TRENTON, N.J. — Sticker-shocked patients increasingly wonder why prices for prescription drugs continue to rise in the U.S.
The issue heated up this week on news that Turing Pharmaceuticals raised the price of Daraprim, the only approved treatment for a rare, life-threatening parasitic infection, by more than 5,000 percent to $750 a pill.
Medical groups blasted the increase, and Democratic presidential candidate Hillary Clinton called it “price gouging.” Turing’s CEO, former hedge fund manager Martin Shkreli, later said he’d make “a serious price adjustment.”
But the issue goes beyond a single company or drug.
From 2008 through 2014, average prices for the most widely used brand-name drugs jumped 128 percent, according to prescription benefit manager Express Scripts Holding Co. In 2014, it estimated that total U.S. prescription drug spending increased 13 percent. Reasons include increasing research costs, insufficient competition and drug shortages.
Pharmaceutical and biotech industry groups say prescription medicines save money by preventing costly complications and hospitalizations and have long accounted for just 10 percent of annual U.S. health care spending. That could change, because many new drugs for cancer, Hepatitis C and rare disorders carry list prices of $100,000 or more for a year or course of treatment.
For patients with insurance requiring them to pay a significant percentage of medication costs, the priciest drugs can be unaffordable. Higher prices can trickle down even to those who now have flat copayments, such as $30 per prescription, because as insurance plans incur higher costs, they usually increase the share beneficiaries pay in subsequent years.
While it’s clear drug prices are rising, many patients don’t understand why. Here are some of the top reasons:
No price controls: The U.S. government doesn’t regulate prices, unlike many countries where government agencies negotiate prices for every drug. In the U.S., drugmakers set wholesale prices based mostly on what competing brand-name drugs cost and whether their new drug is better, said Les Funtleyder, health care portfolio manager at E Squared Asset Management.
Lengthy patents: Patents last longer than in other countries, usually giving a drug’s maker exclusivity that prevents competition for 20 years from when the patent is issued. Because patents are filed while drugs are still in testing, that clock starts ticking long before the drug goes on sale. Typically, new drugs end up with a monopoly for roughly a dozen years.
Their makers generally increase their prices every year, by about 5 percent or more. Those increases add up, and become bigger as the expiration of the patent approaches.
Limited competition: For many drugs, there isn’t enough competition to hold down prices. Many older generic drugs were priced too low to be very profitable, so some drugmakers stopped making them. Once only one or two companies make a drug, the price usually shoots up.
For older, brand-name drugs that treat conditions too rare to attract multiple manufacturers, the sole maker has a de facto monopoly.
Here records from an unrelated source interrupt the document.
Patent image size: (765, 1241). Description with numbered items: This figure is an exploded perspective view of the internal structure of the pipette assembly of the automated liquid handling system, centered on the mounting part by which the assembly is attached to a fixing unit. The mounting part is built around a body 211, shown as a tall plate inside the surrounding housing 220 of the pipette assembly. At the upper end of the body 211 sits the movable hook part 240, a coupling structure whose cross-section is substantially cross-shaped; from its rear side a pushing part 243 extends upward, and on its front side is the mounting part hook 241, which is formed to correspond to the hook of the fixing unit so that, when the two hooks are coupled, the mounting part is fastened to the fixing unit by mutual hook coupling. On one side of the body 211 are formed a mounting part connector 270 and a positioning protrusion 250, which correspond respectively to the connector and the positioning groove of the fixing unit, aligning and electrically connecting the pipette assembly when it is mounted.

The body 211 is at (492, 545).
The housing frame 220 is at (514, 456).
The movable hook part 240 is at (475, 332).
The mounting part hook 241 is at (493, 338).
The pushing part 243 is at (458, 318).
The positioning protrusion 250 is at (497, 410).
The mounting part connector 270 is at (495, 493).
Funtleyder noted the large backlog of generic drugs awaiting U.S. regulatory approval means that for some off-patent drugs, only one or two generic versions have been approved. That limits reductions from the brand-name drug’s price.
Scores of drugs, mostly older, once-cheap generics, have been in short supply over the last decade. Reasons include raw material shortages and manufacturing deficiencies involving dirty factories, pills containing the wrong amount of active ingredient and other serious problems, particularly at factories in India. Those trigger production shutdowns or temporary bans on their sale in the U.S.
Also, several drugmakers recently have been buying rights to older drugs, then hiking the price, as Turing did with Daraprim.
Small markets: Many new drugs are for rare conditions or cancer subtypes involving a particular genetic mutation, so they might help just thousands or hundreds of patients. To recoup research and development costs, drugmakers set very high prices, though they offer many patients financial assistance.
Development and production costs: Research is becoming increasingly expensive. Industry groups say it can take about a decade and well over $1 billion to get a new drug approved, though that includes development costs for the many drugs that don’t work out.
The most-exorbitant new drugs are biologics, produced by living cells under very precise conditions, which costs far more than mixing chemicals to make pills.
Fewer new generics: After a huge wave of patent expirations from 2011 through 2013 that brought generic versions of drugs taken daily by millions of patients, the number of popular drugs going off patent has declined. That’s contributed to total U.S. spending on medicine rising.